As the role of Jackson and his allies shows, the wine case is not only a clash of constitutional principles, but also an effort by businesses to win in court what they were denied in state legislatures.

This is a variation on a recent theme at the Supreme Court. In 2002, the health insurance industry asked the court to strike down state laws giving patients an independent review of benefits denials. The court said no. But in 2004, the insurers persuaded the court to strike down state laws that created a right to sue managed-care companies for medical malpractice.

Jackson keeps a low profile and holds no formal position in the Coalition for Free Trade; he declined a request for an interview. But people familiar with the case describe him as a key player behind the legal effort that has led to Tuesday's argument.

Retail wine sales total about $20 billion per year, according to MKF Group, an economic consulting firm in St. Helena, Calif. The top three producers account for 60 percent of wine sold, but in recent years small, family-operated wineries have proliferated. The number of wineries in the United States has gone from 500 to 800 in 1975 to well over 2,000 now, according to the Federal Trade Commission. Wineries have opened in all 50 states.

Yet the wine trade is governed by a regulatory system from the 1930s.

The 21st Amendment, which repealed Prohibition in 1933, gave states the power to tax and control the flow of alcoholic beverages within and across their borders.
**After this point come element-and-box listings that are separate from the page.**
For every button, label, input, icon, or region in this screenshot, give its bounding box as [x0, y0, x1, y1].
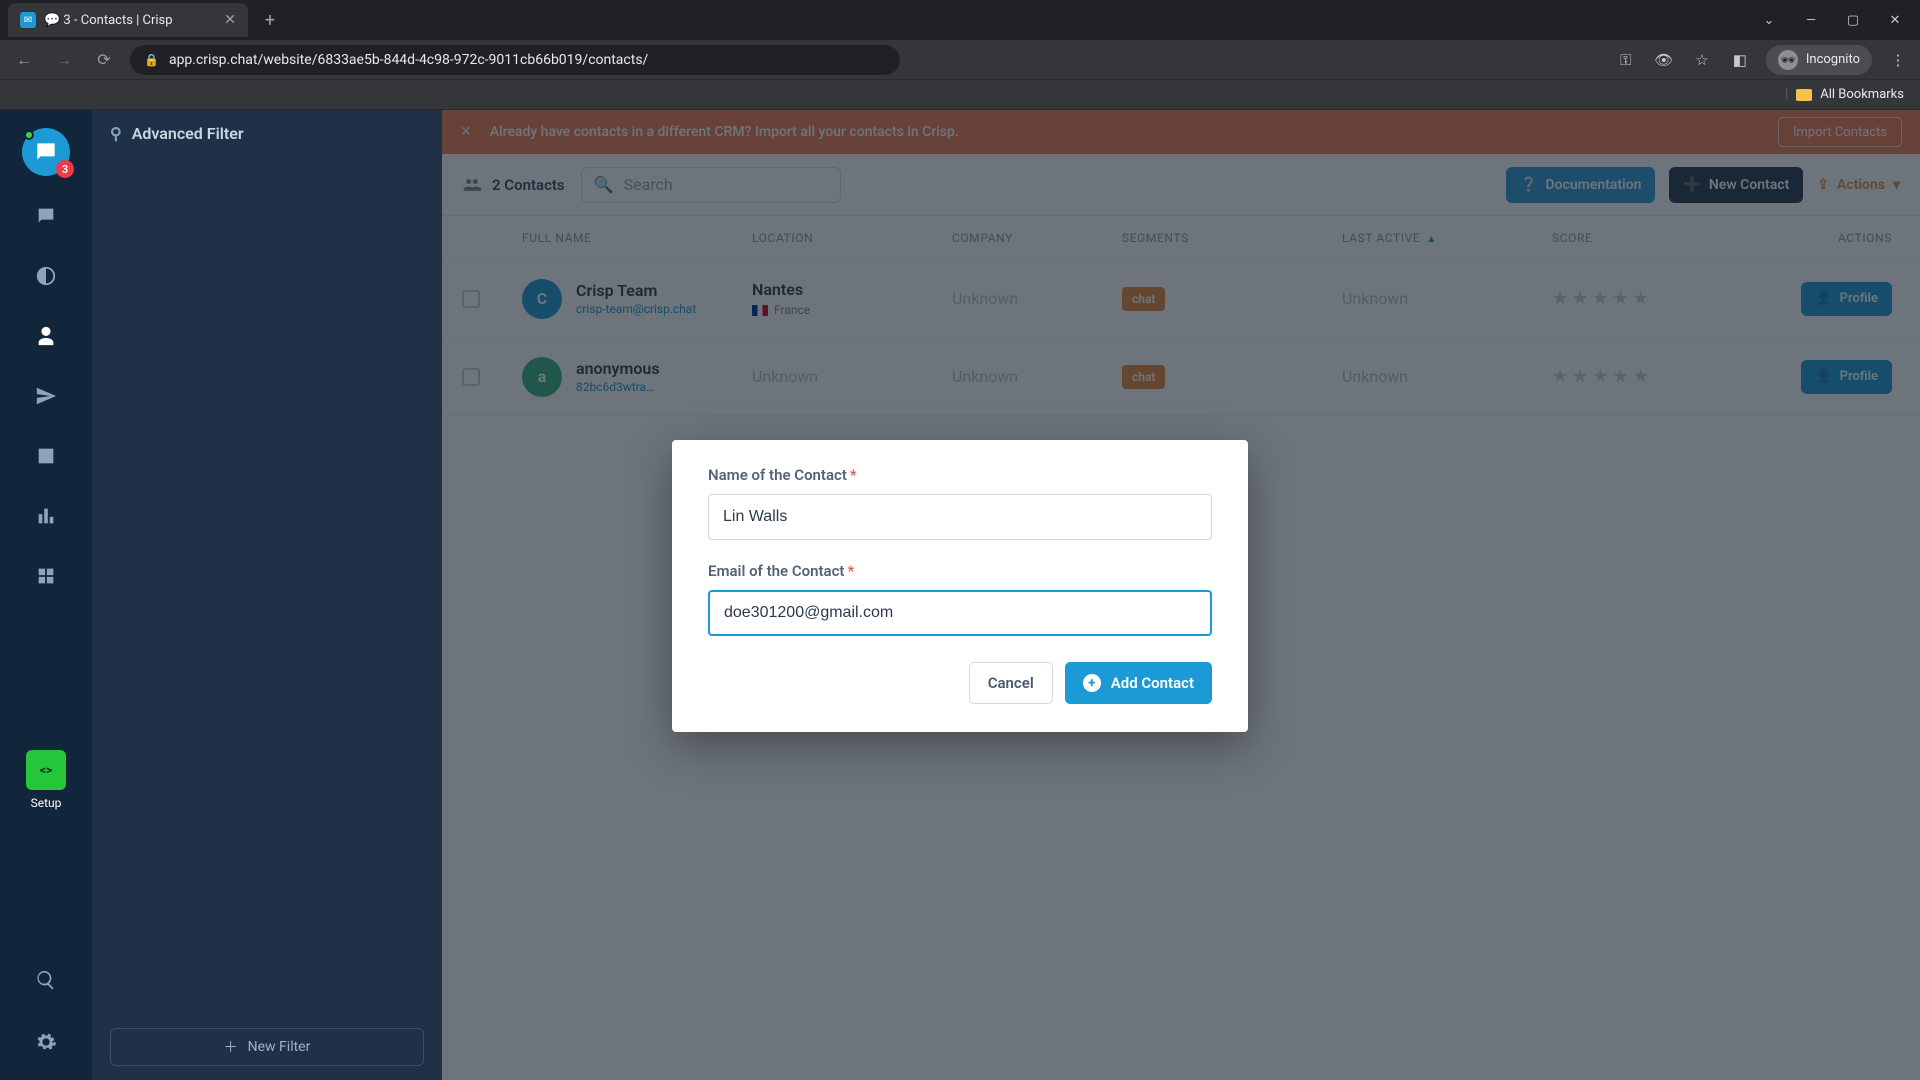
- app-root: 3 <> Setup ⚲ Advanced Filter ＋ New Filte…: [0, 110, 1920, 1080]
- tab-close-icon[interactable]: ✕: [224, 12, 236, 28]
- nav-back-icon[interactable]: ←: [10, 46, 38, 74]
- all-bookmarks-link[interactable]: All Bookmarks: [1820, 87, 1904, 102]
- window-controls: ⌄ — ▢ ✕: [1752, 0, 1920, 40]
- plus-circle-icon: +: [1083, 674, 1101, 692]
- cancel-button[interactable]: Cancel: [969, 662, 1053, 704]
- nav-reload-icon[interactable]: ⟳: [90, 46, 118, 74]
- tab-search-chevron-icon[interactable]: ⌄: [1752, 6, 1786, 34]
- window-maximize-icon[interactable]: ▢: [1836, 6, 1870, 34]
- modal-overlay: Name of the Contact* Email of the Contac…: [0, 110, 1920, 1080]
- add-contact-label: Add Contact: [1111, 674, 1194, 692]
- email-field-label: Email of the Contact*: [708, 562, 1212, 580]
- tab-favicon: ✉: [20, 12, 36, 28]
- url-text: app.crisp.chat/website/6833ae5b-844d-4c9…: [169, 52, 648, 68]
- add-contact-modal: Name of the Contact* Email of the Contac…: [672, 440, 1248, 732]
- nav-forward-icon[interactable]: →: [50, 46, 78, 74]
- password-key-icon[interactable]: ⚿: [1614, 48, 1638, 72]
- incognito-indicator[interactable]: 🕶 Incognito: [1766, 45, 1872, 75]
- incognito-icon: 🕶: [1778, 50, 1798, 70]
- browser-menu-icon[interactable]: ⋮: [1886, 48, 1910, 72]
- bookmarks-folder-icon: [1796, 89, 1812, 101]
- incognito-label: Incognito: [1806, 52, 1860, 67]
- add-contact-button[interactable]: + Add Contact: [1065, 662, 1212, 704]
- name-field-label: Name of the Contact*: [708, 466, 1212, 484]
- contact-email-input[interactable]: [708, 590, 1212, 636]
- contact-name-input[interactable]: [708, 494, 1212, 540]
- window-minimize-icon[interactable]: —: [1794, 6, 1828, 34]
- lock-icon: 🔒: [144, 53, 159, 67]
- browser-tab-strip: ✉ 💬 3 - Contacts | Crisp ✕ + ⌄ — ▢ ✕: [0, 0, 1920, 40]
- bookmarks-bar: | All Bookmarks: [0, 80, 1920, 110]
- bookmark-star-icon[interactable]: ☆: [1690, 48, 1714, 72]
- url-field[interactable]: 🔒 app.crisp.chat/website/6833ae5b-844d-4…: [130, 45, 900, 75]
- new-tab-button[interactable]: +: [256, 6, 284, 34]
- browser-tab[interactable]: ✉ 💬 3 - Contacts | Crisp ✕: [8, 3, 248, 37]
- tracking-blocked-icon[interactable]: 👁: [1652, 48, 1676, 72]
- window-close-icon[interactable]: ✕: [1878, 6, 1912, 34]
- browser-address-bar: ← → ⟳ 🔒 app.crisp.chat/website/6833ae5b-…: [0, 40, 1920, 80]
- tab-title: 💬 3 - Contacts | Crisp: [44, 13, 173, 28]
- side-panel-icon[interactable]: ◧: [1728, 48, 1752, 72]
Most set up a "three-tier" system: a state-licensed wholesaler brought in beer, wine and spirits; state-licensed retailers sold them to customers; and customers drank.

Over time, the system has given rise to a consolidated wholesale business dominated by a few companies that control producers' access to liquor store shelves.

But in the late 1990s, some small winemakers began selling over the Internet. For high-end wineries too small to crack the wholesalers' distribution networks, such sales were a way to maintain customers who had come in contact with them, often on vineyard tours.

Wholesalers saw these sales, still a tiny percentage of the total market, as a threat to the three-tier system. Fearing what would happen if bigger producers got into the act, the wholesalers lobbied state legislatures for a crackdown.

All told, 24 states -- including New York and Florida, the second- and third-largest wine-consuming states, after California -- ban direct shipping from out of state. In five states, including Maryland and Florida, it is a felony.